Human nature, of course, often resists the precautionary principle; when confronted with problems that seem distant (say, a disease outbreak halfway around the world), we tend to put off urgent action—rather than recognizing that if we wait until we see the problem right in front of us, it may be impossible to avert. But if we manage to bake the principle into our international systems, it could have an impact on longer-term challenges such as climate change as well.

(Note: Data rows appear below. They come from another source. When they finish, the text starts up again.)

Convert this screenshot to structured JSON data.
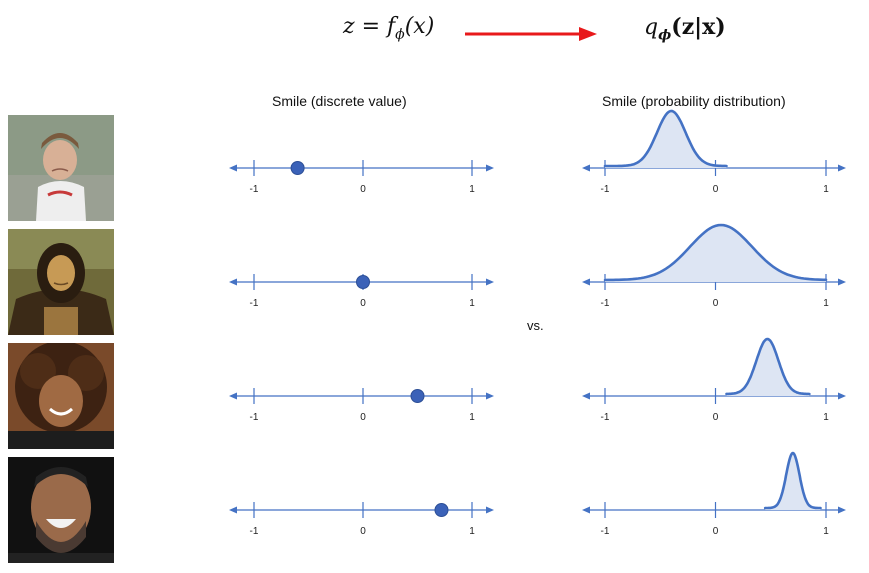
{
  "formula": {
    "left": "z = fϕ(x)",
    "left_parts": {
      "var": "z",
      "eq": " = ",
      "f": "f",
      "sub": "ϕ",
      "arg": "(x)"
    },
    "right_parts": {
      "q": "q",
      "sub": "ϕ",
      "arg": "(z|x)"
    },
    "arrow_color": "#e8191b"
  },
  "titles": {
    "left": "Smile (discrete value)",
    "right": "Smile (probability distribution)"
  },
  "separator": "vs.",
  "axis": {
    "ticks": [
      -1,
      0,
      1
    ],
    "labels": [
      "-1",
      "0",
      "1"
    ],
    "color": "#4472c4"
  },
  "rows": [
    {
      "photo": "boy-frowning-photo",
      "point": -0.6,
      "mean": -0.4,
      "std": 0.13,
      "range": [
        -1,
        0.1
      ]
    },
    {
      "photo": "mona-lisa-photo",
      "point": 0.0,
      "mean": 0.05,
      "std": 0.28,
      "range": [
        -1,
        1
      ]
    },
    {
      "photo": "girl-smiling-photo",
      "point": 0.5,
      "mean": 0.47,
      "std": 0.1,
      "range": [
        0.1,
        0.85
      ]
    },
    {
      "photo": "man-laughing-photo",
      "point": 0.72,
      "mean": 0.7,
      "std": 0.06,
      "range": [
        0.45,
        0.95
      ]
    }
  ],
  "colors": {
    "accent": "#4472c4",
    "dot": "#3b62b8",
    "fill": "#dde5f3"
  }
}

As Elizabeth Sawin, a co-director of the think tank Climate Interactive, recently told the journalist Beth Gardiner, “If we can tell [the] story of what we just went through [with the pandemic] and help people understand that this is an accelerated version of another story we’re going through that has the same plot structure but a different timeline, that could be transformative,”

I asked Clark whether there was a risk of overlearning the lessons from this pandemic (as ludicrous as that might sound at the moment) and engineering a system that, for instance, shuts down international trade and travel at the slightest sign of a potential pandemic.

A novel pathogen that can result in respiratory infections warrants “a particularly precautionary approach,” she said. “So it’s not that we’re saying ‘jump at every ghost.’ But this kind of ghost needs to be jumped at.”